Number:
AGO 75-141
Issued
Subject:
Optional retirement system for city officials
RETIREMENT--OPTIONAL RETIREMENT SYSTEMS FOR CERTAIN ELECTED CITY OFFICIALS
To: Donald J. Seps, City Attorney, Ormond Beach
Prepared by: Rebecca Bowles Hawkins, Assistant Attorney General
QUESTION:
May an elected city official who will complete 20 years of elective service at the end of his present term receive the benefits of s. 121.20, F. S., and at the same time receive retirement pay from the city's retirement plan?
SUMMARY:
An elected municipal official who on October 1, 1973, was serving a term of office which, when completed, will give him or her 20 years of consecutive service as an elected municipal official is eligible for the noncontributory municipal pension benefits provided for by s. 121.20, F. S., even though he or she is presently a contributing member of the city's retirement system. The official may not draw any s. 121.20 pension benefits so long as he or she continues to serve the city as an officer or employee; nor may the official receive the pension benefits provided by s. 121.20 and, at the same time, the retirement benefits provided by the city's retirement plan, but must elect to receive the benefits of one or the other of the plans.
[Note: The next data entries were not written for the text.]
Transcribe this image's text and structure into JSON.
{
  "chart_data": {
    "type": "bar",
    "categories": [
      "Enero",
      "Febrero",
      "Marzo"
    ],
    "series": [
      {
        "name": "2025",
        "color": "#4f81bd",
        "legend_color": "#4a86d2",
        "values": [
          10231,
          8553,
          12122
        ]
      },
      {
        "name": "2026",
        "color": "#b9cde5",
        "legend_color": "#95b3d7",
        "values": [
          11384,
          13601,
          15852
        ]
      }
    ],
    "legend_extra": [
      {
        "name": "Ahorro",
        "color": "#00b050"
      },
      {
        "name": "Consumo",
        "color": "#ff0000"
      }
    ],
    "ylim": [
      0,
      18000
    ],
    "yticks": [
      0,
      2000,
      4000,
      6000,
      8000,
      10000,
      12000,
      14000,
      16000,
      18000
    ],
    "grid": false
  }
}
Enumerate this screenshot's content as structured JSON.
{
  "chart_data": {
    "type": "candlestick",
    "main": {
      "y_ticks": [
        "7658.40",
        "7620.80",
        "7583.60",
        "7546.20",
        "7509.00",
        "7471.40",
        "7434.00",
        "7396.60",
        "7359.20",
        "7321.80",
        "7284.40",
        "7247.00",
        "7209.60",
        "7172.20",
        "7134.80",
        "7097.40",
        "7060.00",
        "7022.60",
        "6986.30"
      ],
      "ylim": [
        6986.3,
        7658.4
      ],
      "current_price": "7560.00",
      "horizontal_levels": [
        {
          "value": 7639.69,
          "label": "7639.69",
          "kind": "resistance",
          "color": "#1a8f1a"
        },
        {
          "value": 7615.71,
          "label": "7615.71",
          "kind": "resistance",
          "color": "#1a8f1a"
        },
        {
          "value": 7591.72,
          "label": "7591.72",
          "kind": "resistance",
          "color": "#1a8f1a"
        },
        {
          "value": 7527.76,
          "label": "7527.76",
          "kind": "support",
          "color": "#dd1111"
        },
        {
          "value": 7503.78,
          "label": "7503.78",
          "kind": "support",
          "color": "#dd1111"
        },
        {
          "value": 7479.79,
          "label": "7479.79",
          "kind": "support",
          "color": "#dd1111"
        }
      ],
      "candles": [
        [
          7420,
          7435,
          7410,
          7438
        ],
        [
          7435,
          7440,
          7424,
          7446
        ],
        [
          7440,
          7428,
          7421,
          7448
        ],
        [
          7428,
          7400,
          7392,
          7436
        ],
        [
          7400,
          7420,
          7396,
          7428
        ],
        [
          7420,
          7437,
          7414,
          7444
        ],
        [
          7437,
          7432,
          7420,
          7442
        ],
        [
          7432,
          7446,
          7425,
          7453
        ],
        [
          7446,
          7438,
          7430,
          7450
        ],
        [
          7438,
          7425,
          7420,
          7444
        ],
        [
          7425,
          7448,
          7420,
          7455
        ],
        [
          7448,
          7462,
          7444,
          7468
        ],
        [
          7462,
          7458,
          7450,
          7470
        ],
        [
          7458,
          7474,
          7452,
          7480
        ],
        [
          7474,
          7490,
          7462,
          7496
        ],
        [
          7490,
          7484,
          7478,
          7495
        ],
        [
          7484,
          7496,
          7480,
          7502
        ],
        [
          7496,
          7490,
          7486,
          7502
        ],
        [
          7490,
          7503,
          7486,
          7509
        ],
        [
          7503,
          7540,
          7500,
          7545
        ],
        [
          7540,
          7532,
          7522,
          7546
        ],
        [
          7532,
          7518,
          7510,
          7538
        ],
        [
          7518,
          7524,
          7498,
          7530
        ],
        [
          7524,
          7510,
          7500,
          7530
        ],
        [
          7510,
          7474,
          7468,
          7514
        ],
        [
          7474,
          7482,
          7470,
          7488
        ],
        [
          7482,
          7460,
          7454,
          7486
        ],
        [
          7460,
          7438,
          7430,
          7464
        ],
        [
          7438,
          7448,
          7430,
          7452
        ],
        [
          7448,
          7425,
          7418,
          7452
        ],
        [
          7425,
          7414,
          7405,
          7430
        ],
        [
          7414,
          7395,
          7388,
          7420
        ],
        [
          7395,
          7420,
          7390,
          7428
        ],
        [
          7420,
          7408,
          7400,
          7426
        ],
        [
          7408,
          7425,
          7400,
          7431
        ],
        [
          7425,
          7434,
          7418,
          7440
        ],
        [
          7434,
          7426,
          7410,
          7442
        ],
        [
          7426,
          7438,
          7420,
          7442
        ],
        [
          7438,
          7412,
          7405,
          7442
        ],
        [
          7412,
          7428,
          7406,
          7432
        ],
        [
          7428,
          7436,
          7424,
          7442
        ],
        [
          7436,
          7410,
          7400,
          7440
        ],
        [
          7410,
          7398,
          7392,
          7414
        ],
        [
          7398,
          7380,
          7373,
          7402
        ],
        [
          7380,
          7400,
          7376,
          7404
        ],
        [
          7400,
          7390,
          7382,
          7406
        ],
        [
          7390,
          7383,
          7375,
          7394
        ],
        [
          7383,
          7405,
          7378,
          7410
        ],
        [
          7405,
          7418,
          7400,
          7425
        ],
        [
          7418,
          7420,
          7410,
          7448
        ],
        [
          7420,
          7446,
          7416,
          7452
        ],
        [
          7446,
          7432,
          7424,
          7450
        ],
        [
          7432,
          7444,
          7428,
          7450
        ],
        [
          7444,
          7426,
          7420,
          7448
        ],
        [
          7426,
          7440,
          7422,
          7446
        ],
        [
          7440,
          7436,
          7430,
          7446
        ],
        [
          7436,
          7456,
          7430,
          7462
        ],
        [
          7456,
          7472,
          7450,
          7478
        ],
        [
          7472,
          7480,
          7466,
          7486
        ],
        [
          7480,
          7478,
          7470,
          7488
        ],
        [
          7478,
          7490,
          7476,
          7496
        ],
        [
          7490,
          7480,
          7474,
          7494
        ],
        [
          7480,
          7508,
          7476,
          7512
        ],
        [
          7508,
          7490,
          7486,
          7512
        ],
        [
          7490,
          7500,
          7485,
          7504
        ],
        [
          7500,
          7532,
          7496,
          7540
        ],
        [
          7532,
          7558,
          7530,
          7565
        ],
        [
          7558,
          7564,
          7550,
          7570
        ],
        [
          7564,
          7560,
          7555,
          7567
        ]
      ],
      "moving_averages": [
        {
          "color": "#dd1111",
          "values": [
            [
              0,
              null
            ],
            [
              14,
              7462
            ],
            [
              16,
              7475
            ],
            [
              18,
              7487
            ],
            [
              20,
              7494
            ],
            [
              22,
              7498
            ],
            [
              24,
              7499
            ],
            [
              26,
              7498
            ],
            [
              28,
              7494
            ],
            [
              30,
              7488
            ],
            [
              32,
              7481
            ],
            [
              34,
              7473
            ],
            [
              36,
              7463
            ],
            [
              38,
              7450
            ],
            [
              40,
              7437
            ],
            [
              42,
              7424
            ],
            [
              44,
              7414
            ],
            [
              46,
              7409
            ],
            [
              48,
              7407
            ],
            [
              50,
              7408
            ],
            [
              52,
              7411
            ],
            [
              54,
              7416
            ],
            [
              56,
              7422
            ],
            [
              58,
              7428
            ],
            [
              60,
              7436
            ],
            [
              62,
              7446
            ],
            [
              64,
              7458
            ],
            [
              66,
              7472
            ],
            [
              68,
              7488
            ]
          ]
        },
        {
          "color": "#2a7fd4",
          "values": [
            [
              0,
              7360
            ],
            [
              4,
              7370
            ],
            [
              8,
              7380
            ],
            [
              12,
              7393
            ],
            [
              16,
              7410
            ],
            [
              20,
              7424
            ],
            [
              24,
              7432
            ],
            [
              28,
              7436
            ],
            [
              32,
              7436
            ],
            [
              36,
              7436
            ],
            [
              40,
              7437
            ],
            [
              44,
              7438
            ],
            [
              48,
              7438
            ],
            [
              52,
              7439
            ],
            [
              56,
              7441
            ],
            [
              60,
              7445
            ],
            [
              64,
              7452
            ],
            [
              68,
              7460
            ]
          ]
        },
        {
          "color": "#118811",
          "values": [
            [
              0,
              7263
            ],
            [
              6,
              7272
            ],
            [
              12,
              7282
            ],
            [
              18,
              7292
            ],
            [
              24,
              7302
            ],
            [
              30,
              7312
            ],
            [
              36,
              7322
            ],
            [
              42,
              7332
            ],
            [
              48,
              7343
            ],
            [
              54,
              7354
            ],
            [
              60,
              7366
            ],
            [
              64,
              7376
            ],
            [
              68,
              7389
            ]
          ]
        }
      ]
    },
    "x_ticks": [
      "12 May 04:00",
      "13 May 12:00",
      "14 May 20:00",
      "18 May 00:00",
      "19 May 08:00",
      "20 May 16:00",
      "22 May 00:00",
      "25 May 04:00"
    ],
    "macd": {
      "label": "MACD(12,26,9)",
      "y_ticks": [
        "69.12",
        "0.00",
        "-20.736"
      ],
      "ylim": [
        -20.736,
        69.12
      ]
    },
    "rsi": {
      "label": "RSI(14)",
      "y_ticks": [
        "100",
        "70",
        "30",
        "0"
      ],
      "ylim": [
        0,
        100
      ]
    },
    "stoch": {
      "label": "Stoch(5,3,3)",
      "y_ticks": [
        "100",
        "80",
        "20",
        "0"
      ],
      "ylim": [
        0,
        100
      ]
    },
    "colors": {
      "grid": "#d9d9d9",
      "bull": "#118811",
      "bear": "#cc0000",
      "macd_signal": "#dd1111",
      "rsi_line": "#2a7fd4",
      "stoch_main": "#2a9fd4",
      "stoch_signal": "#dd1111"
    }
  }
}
Section 165.25, F. S. 1971, prior to its amendment and renumbering as s. 121.20 by Ch. 73-129, Laws of Florida, required each city in this state to budget funds sufficient to pay a pension equal to one-half his or her final annual or monthly salary to each elected official who resigned after 20 or more consecutive years of elective municipal service. As amended and renumbered, s. 121.20 requires cities to provide either a contributory or a noncontributory retirement plan for their elected officials; and the requirement that funds be budgeted to pay the half-salary pension provided for by old s. 165.25 (and carried forward into s. 121.20) was amended to add this condition: ". . . when no other plan is available for elected local officials."
Under a 1974 amendment to s. 121.20, F. S. (by Ch. 74-231, Laws of Florida), an elected municipal official who will have served 20 consecutive years at the end of a term being served on October 1, 1973 (the effective date of Ch. 73-129, supra), may have the benefit of the half-salary noncontributory pension even though the city has a retirement plan in which the officer is eligible to participate. (The opinions expressed in AGO's 073-316 and 073-350 -- that an official of a city which has adopted a retirement system available to its elected officials must be eligible for and accept the benefits of the noncontributory pension provided by old s. 165.25 before the effective date of Ch. 73-129, Laws of Florida -- are no longer correct as to the officials covered by the 1974 amendment, Ch. 74-231, supra. Attorney General Opinion 074-185.) The officer may retire under s. 121.20 (old s. 165.25) and be reemployed by the city, if pension benefits are waived during the period of the reemployment with the city. Attorney General Opinion 074-63. Or the officer may retire under s. 121.20 (old s. 165.25) and be employed by the state or county -- in which event membership in the Florida Retirement System is compensatory, s. 121.051(1), F. S. -- and continue to draw the municipal pension. Attorney General Opinion 073-251.
Presumably, after serving the appropriate number of years as a state or county employee, the former municipal official may retire from that employment and have the retirement benefits provided by the Florida Retirement System for the years of service as a state or county officer or employee, in addition to the half-salary pension earned by reason of the 20 years of consecutive service as an elected municipal official.
I have the view, however, that a city official may not receive simultaneously from the city the benefits of two pension or retirement plans -- the noncontributory pension plan provided for by s. 121.20, F. S. (old s. 165.25), and the benefits of a retirement system available to city officials. See s. 121.20(1), providing that
"The intent of the Legislature is to authorize and direct each city and town to provide a system of retirement for elected officials, but it is further the intent that each city or town may determine whether the system shall be contributory or noncontributory." (Emphasis supplied.)
And, as noted above, under the express terms of s. 121.20(2), an elected official may have the benefit of former s. 165.25 only "when no other plan is available for elected local officials."
While the city official eligible for s. 121.20, F. S. (s. 165.25), benefits would, I believe, have the option to elect to retire either under that statute or under the city's general retirement system, if eligible for retirement benefits under both, it would be contrary to the spirit and intent of the statute to receive the benefits of the old noncontributory pension plan and, at the same time, those of the city's retirement system. Cf. s. 122.10, F. S. (the old State and County Retirement System), specifically prohibiting a state or county employee from receiving at the same time Ch. 122, F. S., benefits and those of the state's old noncontributory pension plan, s. 112.05, F. S.; and s. 112.0501, id., directing the administrator of the Florida Retirement System to establish such rules and procedures "as may be necessary to prohibit such dual retirement for members of the Florida Retirement System or any retirement system consolidated therein pursuant to s. 121.011(2)."
Your question is, therefore, answered in the negative.